The need for a truly 21st century education system that reflects the needs of the job market is long overdue. Edtech companies are offering solutions to many of these issues that have troubled the economy for the past decade or more.
A Different Animal
Enter the zebra (back to our animal analogies). These types of Edtech businesses will be the ones to watch within the sector. With zebra companies, there’s a sense of community and collaboration, rather than competition. They understand that there’s room for more than one superstar in a market. Zebras are herd animals after all. The zebra believes that competition is healthy for everyone involved—something to watch and use for motivation and growth. It closely observes consumer trends and continually strives to solve new and developing problems for those consumers.

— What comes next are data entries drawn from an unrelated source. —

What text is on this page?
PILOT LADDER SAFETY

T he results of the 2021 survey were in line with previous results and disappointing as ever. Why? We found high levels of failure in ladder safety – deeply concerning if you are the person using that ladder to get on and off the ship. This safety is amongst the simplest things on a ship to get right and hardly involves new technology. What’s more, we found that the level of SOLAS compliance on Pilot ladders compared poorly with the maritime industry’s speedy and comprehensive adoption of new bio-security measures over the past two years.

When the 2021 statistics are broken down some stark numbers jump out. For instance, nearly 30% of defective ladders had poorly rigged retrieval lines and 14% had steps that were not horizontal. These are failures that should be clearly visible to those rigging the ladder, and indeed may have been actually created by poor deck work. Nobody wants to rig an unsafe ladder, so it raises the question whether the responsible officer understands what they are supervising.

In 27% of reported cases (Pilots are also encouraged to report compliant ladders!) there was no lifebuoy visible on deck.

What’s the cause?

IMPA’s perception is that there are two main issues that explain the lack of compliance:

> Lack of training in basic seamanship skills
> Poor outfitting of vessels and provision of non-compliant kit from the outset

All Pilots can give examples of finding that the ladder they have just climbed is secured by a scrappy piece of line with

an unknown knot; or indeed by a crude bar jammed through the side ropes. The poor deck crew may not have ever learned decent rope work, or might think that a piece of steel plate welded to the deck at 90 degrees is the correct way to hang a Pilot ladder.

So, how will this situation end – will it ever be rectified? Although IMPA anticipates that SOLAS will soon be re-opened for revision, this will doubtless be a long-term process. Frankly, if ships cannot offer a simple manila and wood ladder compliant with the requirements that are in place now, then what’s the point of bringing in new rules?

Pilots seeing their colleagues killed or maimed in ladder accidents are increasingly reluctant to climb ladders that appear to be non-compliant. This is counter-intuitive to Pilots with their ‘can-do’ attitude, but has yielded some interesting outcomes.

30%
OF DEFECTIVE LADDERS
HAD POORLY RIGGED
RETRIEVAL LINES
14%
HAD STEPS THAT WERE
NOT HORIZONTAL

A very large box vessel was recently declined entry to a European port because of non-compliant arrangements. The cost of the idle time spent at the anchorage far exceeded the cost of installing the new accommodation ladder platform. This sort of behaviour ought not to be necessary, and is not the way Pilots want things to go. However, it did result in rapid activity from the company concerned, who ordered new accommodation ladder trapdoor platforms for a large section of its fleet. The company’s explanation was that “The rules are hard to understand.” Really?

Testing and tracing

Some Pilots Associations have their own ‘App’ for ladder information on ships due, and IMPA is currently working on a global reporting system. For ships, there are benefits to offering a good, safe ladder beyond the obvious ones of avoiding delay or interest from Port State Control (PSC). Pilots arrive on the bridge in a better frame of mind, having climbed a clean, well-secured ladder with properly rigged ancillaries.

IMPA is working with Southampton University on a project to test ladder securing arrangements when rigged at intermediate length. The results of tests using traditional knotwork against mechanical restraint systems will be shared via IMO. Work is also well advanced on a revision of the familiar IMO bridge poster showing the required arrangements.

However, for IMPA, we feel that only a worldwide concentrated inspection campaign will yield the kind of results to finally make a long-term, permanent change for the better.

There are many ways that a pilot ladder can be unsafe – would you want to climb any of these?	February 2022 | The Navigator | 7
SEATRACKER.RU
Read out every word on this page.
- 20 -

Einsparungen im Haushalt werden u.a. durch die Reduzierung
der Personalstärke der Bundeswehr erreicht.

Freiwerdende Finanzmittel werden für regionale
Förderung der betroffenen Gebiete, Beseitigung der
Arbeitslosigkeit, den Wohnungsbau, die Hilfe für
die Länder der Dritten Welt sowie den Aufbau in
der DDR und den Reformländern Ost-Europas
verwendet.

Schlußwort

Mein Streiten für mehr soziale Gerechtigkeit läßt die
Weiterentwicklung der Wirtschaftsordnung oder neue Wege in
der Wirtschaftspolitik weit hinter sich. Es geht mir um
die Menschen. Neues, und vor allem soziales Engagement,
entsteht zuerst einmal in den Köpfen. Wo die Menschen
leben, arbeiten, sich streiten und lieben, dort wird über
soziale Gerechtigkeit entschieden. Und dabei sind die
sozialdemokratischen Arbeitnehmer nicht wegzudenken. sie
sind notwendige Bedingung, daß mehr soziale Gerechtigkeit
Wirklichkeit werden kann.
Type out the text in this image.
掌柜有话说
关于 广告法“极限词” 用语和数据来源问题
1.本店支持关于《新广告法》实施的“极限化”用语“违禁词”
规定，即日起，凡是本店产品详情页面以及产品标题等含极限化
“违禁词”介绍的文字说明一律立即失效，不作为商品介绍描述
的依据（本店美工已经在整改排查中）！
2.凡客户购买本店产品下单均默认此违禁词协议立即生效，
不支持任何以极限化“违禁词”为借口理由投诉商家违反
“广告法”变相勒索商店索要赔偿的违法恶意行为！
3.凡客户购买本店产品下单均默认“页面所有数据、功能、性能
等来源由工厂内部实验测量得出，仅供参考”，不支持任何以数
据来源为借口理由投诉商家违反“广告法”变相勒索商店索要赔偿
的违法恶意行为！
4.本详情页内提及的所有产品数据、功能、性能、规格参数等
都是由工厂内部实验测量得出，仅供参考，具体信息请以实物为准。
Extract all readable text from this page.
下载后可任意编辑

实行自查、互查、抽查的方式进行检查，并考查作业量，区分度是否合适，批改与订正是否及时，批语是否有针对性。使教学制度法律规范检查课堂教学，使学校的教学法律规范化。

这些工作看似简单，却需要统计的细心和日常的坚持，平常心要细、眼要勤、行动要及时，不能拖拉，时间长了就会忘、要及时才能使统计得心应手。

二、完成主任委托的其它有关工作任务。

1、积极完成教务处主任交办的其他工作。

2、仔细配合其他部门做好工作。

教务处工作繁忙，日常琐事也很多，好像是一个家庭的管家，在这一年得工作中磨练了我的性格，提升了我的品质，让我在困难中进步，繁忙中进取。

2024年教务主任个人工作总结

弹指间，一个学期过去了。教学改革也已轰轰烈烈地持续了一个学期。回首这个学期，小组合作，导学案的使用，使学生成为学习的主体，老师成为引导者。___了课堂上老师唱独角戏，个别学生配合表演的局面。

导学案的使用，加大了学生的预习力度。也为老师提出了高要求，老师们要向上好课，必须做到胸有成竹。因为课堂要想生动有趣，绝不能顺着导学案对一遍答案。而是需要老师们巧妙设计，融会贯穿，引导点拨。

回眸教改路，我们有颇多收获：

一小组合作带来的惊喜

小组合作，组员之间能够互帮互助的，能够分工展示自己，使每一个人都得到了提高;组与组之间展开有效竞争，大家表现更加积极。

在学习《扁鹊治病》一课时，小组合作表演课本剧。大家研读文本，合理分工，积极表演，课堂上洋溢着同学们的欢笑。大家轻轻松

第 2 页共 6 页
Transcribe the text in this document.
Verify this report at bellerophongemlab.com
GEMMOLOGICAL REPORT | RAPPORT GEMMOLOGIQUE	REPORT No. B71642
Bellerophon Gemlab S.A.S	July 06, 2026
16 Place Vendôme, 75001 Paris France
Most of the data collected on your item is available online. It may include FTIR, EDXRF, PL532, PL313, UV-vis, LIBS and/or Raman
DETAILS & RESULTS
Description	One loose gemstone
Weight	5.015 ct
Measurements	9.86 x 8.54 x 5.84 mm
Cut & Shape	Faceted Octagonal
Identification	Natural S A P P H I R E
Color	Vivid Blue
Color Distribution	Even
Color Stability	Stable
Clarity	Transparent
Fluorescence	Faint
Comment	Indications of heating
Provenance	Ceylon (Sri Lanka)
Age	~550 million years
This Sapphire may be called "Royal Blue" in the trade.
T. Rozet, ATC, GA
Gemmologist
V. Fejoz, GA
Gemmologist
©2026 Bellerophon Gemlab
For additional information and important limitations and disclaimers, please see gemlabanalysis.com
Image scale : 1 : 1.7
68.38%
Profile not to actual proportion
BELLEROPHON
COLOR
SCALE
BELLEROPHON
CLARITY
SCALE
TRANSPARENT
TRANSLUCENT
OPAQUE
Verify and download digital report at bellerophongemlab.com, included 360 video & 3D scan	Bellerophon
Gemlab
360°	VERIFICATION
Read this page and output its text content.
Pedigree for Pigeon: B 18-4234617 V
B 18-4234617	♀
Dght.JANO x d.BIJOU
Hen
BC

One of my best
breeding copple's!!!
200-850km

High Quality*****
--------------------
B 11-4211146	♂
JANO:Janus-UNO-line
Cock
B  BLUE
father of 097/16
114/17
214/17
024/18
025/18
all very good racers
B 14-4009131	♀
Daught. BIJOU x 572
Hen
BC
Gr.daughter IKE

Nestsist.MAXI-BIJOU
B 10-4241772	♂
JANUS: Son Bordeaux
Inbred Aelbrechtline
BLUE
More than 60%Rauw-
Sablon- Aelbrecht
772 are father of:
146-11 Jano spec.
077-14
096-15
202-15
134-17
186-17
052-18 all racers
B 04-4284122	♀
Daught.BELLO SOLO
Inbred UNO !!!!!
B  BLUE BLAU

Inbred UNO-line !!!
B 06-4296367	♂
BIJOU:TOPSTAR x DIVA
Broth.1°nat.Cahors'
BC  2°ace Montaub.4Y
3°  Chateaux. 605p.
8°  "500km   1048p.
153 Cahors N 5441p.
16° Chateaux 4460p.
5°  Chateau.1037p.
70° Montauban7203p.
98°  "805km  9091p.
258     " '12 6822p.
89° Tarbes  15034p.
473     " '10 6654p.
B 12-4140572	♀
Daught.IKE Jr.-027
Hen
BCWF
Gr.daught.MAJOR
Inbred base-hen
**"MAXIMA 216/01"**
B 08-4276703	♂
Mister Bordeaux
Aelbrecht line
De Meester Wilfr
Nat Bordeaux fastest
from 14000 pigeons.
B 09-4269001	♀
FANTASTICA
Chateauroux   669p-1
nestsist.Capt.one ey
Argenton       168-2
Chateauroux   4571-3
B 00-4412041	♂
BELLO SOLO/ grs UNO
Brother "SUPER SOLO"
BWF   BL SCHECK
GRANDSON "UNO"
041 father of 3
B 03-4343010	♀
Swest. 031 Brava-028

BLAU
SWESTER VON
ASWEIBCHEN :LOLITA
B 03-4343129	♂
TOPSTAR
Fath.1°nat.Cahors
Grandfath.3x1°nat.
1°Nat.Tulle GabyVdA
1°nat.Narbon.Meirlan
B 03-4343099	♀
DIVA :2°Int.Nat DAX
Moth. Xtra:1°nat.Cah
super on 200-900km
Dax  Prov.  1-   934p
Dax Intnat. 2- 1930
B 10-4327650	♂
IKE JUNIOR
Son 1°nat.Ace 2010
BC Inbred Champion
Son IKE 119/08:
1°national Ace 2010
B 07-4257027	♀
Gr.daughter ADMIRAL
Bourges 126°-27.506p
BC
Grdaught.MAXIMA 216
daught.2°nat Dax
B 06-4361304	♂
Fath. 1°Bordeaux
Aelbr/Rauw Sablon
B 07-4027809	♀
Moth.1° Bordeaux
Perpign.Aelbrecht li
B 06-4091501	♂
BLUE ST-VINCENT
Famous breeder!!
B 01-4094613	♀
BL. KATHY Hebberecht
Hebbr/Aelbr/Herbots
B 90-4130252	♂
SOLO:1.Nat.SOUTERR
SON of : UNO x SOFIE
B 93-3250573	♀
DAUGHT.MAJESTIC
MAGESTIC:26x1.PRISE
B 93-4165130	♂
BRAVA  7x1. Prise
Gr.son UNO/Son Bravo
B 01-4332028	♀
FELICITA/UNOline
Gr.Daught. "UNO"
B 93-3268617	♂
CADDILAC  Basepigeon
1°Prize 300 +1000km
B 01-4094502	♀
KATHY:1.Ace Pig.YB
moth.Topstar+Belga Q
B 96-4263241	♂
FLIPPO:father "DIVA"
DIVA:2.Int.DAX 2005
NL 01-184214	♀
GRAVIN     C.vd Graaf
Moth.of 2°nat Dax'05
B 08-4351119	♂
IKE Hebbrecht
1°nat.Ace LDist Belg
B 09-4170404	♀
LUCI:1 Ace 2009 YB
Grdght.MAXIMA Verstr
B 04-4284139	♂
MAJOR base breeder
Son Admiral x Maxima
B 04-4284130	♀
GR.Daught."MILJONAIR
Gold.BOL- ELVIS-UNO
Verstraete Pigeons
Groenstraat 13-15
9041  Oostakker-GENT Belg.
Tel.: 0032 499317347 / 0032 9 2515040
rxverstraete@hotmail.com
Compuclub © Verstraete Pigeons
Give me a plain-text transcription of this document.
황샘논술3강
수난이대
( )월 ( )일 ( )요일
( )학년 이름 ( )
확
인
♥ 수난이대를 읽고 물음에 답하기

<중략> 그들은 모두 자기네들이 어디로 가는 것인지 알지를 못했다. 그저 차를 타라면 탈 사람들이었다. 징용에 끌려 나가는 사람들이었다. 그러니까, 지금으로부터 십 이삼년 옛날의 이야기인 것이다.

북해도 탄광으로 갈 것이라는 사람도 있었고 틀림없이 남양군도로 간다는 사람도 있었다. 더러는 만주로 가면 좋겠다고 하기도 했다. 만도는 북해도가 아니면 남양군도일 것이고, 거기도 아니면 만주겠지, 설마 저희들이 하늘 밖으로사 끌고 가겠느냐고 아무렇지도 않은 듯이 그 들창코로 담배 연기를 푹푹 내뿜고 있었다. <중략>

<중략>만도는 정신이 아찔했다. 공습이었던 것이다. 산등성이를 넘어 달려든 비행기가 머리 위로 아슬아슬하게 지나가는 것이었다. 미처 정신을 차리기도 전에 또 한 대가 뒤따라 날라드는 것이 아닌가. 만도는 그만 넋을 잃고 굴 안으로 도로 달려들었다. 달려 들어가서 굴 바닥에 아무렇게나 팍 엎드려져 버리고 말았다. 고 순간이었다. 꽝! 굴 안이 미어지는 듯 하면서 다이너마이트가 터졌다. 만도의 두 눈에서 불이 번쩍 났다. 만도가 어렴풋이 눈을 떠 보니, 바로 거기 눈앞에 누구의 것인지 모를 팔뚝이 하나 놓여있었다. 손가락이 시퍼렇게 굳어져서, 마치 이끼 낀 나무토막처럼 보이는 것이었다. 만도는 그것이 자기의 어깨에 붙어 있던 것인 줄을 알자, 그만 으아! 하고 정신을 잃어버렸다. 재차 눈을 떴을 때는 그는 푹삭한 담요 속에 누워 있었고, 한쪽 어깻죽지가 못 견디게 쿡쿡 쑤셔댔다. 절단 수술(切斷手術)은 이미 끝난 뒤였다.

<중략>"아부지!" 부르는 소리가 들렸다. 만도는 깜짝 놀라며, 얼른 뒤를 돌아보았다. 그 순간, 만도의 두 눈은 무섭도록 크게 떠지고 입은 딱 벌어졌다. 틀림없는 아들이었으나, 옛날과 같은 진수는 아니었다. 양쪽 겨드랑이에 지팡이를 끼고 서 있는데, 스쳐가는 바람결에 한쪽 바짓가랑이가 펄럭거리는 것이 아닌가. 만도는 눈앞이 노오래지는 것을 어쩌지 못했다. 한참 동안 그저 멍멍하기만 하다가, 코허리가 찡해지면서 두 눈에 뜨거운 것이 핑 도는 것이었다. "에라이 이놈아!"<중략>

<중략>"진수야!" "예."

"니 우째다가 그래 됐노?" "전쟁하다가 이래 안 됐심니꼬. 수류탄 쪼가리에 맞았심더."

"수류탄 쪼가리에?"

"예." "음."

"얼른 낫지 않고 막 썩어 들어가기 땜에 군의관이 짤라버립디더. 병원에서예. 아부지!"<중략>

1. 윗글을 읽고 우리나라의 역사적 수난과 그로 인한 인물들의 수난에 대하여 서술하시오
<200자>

For zebra companies, profit margin is vital because it is necessary for steady growth and sustainability. Revenues hover between $5M and $50M, it serves customers within a specific niche, requires annual growth capital of $100K to $1M, and generally has more than four streams of revenue.
Zebras are both black with white stripes and white with black stripes – they have a fluidity in their approach and are camouflaged at the same time. This creates a double bottom line: Zebras want to conduct real business, by solving a pressing problem in a sustainable way, whilst reacting to contemporary challenges. This too could be said of the Edtech industry as a whole.